I’m reminded of this quote from Adolf Huxley: “Actual happiness always looks pretty squalid in comparison with the overcompensations for misery. And, of course, stability isn’t nearly so spectacular as instability. And being contented has none of the glamour of a good fight against misfortune, none of the picturesqueness of a struggle with temptation, or a fatal overthrow by passion or doubt. Happiness is never grand.”

Our society has spent years and countless dollars selling us the lies of overcompensation and the “glamour of a good fight”. That’s all we watch on television. It’s all we want to hear about in music. We want the fight, the fear, the fleeting sense of adrenaline.
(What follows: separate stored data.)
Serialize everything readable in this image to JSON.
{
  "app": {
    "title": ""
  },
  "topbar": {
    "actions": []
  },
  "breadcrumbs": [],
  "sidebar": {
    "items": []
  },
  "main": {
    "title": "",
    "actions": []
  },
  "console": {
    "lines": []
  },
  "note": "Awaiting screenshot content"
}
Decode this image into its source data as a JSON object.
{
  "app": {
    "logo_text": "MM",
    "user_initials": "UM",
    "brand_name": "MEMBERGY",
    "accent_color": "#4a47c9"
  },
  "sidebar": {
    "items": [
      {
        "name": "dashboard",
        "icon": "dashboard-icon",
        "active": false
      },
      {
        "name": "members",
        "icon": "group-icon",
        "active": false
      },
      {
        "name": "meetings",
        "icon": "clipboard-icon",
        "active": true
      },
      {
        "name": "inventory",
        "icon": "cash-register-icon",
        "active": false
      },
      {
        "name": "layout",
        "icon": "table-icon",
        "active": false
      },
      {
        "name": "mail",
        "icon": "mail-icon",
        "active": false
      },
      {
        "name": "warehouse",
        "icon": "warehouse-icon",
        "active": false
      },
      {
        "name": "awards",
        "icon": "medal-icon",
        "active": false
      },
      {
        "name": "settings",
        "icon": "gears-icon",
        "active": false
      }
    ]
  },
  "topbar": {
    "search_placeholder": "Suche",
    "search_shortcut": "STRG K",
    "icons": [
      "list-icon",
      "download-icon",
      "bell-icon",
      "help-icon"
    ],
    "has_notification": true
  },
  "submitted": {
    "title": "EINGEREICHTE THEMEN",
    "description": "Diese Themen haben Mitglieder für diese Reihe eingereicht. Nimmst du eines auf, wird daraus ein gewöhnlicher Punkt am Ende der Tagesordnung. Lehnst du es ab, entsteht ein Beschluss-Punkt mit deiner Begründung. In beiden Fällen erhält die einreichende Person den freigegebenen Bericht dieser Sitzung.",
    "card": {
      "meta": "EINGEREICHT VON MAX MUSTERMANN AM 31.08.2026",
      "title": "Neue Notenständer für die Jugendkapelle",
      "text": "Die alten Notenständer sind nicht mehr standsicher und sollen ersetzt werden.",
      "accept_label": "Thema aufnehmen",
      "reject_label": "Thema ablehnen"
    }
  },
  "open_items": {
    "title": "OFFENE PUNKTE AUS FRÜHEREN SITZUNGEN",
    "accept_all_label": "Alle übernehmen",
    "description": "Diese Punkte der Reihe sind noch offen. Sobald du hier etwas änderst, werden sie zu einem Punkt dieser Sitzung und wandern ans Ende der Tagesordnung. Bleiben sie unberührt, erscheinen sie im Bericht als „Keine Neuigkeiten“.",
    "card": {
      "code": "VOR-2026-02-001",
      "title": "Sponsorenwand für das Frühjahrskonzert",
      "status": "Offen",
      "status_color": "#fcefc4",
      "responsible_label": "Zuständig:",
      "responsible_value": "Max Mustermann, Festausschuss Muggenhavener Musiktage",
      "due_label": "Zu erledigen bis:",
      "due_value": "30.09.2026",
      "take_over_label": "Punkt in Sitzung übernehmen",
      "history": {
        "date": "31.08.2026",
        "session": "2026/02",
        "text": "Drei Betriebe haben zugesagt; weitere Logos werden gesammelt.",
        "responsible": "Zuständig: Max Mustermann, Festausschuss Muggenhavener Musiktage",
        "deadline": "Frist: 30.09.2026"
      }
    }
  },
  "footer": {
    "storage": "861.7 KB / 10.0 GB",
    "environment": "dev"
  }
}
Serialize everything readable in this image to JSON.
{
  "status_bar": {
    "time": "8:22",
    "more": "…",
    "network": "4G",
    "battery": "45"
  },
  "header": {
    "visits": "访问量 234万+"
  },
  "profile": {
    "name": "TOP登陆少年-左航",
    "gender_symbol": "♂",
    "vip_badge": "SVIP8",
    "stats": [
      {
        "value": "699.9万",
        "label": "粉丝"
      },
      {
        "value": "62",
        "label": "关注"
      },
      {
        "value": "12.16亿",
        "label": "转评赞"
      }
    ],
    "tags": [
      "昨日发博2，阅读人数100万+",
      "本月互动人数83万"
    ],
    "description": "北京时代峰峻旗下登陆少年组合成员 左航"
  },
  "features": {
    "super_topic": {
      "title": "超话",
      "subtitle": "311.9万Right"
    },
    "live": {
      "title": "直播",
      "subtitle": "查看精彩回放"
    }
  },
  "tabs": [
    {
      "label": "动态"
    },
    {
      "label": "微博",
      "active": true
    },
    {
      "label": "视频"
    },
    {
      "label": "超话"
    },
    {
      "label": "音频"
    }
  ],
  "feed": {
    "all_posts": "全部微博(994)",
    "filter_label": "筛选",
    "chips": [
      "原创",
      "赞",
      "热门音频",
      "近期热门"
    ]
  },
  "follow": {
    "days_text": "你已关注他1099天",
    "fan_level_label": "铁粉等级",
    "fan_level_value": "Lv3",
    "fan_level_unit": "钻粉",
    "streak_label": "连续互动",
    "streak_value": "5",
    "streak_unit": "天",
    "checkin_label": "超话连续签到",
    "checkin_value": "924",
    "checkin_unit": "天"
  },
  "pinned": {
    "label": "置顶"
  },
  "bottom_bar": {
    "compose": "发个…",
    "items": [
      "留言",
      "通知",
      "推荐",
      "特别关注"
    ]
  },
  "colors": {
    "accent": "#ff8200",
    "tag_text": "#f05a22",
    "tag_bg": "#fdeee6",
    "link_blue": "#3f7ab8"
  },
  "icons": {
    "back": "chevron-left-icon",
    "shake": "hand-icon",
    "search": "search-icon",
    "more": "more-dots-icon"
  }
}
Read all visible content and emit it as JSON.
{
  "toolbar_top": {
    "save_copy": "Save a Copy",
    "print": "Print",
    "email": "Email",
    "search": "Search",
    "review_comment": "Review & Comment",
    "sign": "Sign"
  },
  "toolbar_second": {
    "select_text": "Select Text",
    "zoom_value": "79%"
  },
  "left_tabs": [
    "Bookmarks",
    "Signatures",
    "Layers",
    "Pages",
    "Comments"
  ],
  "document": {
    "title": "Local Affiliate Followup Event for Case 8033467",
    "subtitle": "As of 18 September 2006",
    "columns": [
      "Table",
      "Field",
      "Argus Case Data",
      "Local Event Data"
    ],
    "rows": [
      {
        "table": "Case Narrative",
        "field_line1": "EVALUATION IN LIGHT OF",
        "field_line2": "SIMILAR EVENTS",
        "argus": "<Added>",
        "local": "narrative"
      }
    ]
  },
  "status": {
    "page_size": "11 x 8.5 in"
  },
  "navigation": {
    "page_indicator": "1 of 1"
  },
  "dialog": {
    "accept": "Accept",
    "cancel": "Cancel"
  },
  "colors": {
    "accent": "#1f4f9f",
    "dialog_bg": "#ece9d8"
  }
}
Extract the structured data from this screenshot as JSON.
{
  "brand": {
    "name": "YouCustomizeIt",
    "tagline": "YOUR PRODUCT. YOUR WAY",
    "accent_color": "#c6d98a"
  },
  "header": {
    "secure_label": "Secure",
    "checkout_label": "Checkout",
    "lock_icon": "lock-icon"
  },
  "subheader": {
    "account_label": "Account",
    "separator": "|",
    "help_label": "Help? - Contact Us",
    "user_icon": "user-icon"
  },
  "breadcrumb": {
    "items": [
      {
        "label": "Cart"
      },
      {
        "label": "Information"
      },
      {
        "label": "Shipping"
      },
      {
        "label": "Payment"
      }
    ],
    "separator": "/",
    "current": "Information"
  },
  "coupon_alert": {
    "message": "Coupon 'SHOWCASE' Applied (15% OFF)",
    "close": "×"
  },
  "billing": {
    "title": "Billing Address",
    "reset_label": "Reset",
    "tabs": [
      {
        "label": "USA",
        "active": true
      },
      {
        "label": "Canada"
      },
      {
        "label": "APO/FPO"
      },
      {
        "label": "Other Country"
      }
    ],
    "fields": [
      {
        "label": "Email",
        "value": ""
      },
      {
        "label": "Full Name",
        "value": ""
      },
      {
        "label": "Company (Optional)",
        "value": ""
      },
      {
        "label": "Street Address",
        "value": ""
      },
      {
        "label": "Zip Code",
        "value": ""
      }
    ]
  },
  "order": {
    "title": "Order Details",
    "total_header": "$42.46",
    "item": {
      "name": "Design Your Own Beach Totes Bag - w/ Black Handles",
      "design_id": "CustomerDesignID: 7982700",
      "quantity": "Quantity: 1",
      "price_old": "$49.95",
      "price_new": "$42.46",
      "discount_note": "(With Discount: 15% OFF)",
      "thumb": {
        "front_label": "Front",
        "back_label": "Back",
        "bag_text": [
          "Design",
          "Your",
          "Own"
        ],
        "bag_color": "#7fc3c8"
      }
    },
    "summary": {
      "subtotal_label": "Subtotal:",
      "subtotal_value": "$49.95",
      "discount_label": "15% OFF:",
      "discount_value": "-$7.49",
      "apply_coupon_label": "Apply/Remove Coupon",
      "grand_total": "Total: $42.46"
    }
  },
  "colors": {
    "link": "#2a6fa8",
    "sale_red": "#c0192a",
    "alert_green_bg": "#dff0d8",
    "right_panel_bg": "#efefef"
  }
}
We want the super dramatic life, because we’ve been conditioned to think that that’s where happiness can be found.

We’re so easily offended because we walk around looking for a fight so that if we win we might have a fleeting moment of happiness within the bloody victory. 

My friends, that is not true happiness. This jumping from one fight to another, that will never bring contentedness. True happiness, that true place of feeling perfectly content just as you are, is much simpler to find. 

It comes with the simplicity of a good meal shared with friends. It’s found in a child’s mud-covered smile. Happiness is found in living your day to day life with simplicity, kindness, and love. It’s not found in fancy things like red cup with snowflakes but in simple gestures like sharing a cup of plain black coffee with a stranger on the street corner, reading with an old woman, playing checkers with a veteran just returning home. 

No amount of Christmas decoration on a paper cup will fill the void that’s found in an unfulfilled life, but a little charity, maybe even some grace, those will make all the difference.